Assim sendo, os efeitos sociais dos textos estão ligados às práticas sociais e sempre implicam relações de poder simbólicas. Há sempre sujeitos submissos em um contexto social, em um espaço institucional, e, portanto, o intencional da força simbólica diz respeito às práticas discursivas, pois que há sempre intencionalidade, especialmente porque são produzidas de acordo com convenções, numa estrutura, fazendo referência a algo e em uma perspectiva contextual.

Nesse alinhamento do uso da língua, que produz textos, Fairclough (2003) aproveita para, numa perspectiva pragmática da prática discursiva, afirmar que há uma correspondência entre ação e gêneros, representação e discursos, identificação e estilos. De modo que, gêneros, discursos e estilos são, respectivamente, modos relativamente estáveis de agir, de representar e de identificar. A análise discursiva como nível intermediário entre o texto e seu contexto social, defronta-se com a constituição do contexto em eventos, práticas e estruturas. Assim, a análise de discurso deve ser a análise de como os três tipos de significado são apresentados linguisticamente nos textos e na ligação entre o evento social e as práticas sociais, observando quais gêneros, discursos e estilos são utilizados e o modo como são articulados nos textos.

Ação, representação e identificação são os três principais tipos de significado que podem ser identificados nos textos. A fala e a escrita são modos de ação e de interação, em que o discurso figura como parte da ação, em seu significado acional e os gêneros como formas de (inter) ação. O discurso tem importância nas representações do mundo material, mental e social, como significado representacional, sendo possível diferenciar os discursos, representando aspectos do mundo de diversas perspectivas. Portanto, a construção da identidade é, em parte, uma questão discursiva e o uso da linguagem em seu aspecto identificacional é chamado de estilo. Ação, representação e identificação estão numa relação dialética nos textos, implicando, assim, numa perspectiva social (FAIRCLOUGH, 2003).

Textos são vistos [...] como partes de eventos sociais. Uma das maneiras pelas quais as pessoas podem agir e interagir no curso de eventos sociais é pela fala ou pela escrita. Não são os únicos meios. Alguns eventos sociais têm caráter altamente textual, outros não. [...] eventos e textos também têm causas – fatores que causam com que um texto em particular ou um tipo de texto tenha suas características intrínsecas. [...] dois poderes causais que moldam textos: de um lado, a estrutura e a prática social; de outro, agentes sociais, ou seja, as pessoas envolvidas nos eventos sociais. (FAIRCLOUGH, 2003, p. 21-22; tradução nossa). 16

Os dois poderes causais dos textos, divididos pela estrutura e prática social e por agentes sociais, precisam ser compreendidos na complexa relação dos eventos dentro das práticas nos contextos sociais.
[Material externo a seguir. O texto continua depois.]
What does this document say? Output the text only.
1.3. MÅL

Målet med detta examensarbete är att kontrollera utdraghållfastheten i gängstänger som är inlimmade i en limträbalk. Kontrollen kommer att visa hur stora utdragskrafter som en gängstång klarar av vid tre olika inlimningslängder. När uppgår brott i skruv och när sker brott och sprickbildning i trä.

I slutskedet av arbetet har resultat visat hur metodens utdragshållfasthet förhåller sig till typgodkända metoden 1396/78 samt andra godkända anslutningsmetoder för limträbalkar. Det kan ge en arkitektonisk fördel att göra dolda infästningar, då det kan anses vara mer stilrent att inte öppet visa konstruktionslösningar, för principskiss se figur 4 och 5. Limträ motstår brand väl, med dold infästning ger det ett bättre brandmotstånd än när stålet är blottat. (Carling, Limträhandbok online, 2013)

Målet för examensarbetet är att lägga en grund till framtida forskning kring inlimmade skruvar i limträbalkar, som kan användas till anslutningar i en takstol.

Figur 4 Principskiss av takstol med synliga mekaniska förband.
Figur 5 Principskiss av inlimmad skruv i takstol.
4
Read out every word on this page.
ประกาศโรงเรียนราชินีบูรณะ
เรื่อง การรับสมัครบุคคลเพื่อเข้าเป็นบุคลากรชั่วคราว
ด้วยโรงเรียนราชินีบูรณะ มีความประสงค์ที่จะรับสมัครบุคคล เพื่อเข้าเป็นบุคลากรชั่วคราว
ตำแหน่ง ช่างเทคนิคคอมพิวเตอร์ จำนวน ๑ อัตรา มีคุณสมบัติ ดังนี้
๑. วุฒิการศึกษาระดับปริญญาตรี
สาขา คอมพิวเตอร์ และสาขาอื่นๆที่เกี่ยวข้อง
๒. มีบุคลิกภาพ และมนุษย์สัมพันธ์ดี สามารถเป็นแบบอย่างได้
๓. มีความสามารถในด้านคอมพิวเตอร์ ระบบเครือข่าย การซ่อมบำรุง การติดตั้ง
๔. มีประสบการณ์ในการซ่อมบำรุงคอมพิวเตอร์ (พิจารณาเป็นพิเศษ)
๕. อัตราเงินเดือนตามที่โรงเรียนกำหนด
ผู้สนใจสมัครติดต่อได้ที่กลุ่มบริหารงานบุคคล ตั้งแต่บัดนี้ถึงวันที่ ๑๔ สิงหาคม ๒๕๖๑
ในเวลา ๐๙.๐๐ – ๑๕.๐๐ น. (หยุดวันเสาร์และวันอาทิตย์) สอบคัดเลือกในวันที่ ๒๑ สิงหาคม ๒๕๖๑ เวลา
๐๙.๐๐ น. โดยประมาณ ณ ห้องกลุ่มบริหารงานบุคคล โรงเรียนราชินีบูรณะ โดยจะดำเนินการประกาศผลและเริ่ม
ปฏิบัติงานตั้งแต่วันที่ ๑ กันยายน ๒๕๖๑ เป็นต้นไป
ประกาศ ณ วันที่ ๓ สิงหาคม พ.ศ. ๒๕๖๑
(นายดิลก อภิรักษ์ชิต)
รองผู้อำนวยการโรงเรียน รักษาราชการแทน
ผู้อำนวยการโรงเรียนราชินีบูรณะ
Pelo lado da estrutura e prática social, é possível compreender que a prática ocorre inserida em uma estrutura, e os agentes sociais, de algum modo, são restringidos nas ações, que não são plenamente controladas. Por exemplo, o que o agente social produz, de acordo com a estrutura da língua que usa para uma comunicação com um falante, corresponde ao que é aceitável em um contexto de uma prática social; o agente produz um texto com certa liberdade, conforme a estrutura da língua que usa no evento dentro de uma prática social determinada. E assim, chega-se à conclusão de que o uso dos textos é sempre situado, constituindo determinadas práticas discursivas, produzindo determinados efeitos sociais.

Portanto, o discurso tem três efeitos: a) contribui para constituição das identidades sociais; b) contribui para construir as relações sociais entre as pessoas; c) contribui para construção de sistemas de conhecimento e crença.

Esses efeitos correspondem aos significados identificacional, acional e representacional, os quais, respectivamente, constituem estilos, gêneros e discursos (FAIRCLOUGH, 2001; 2003).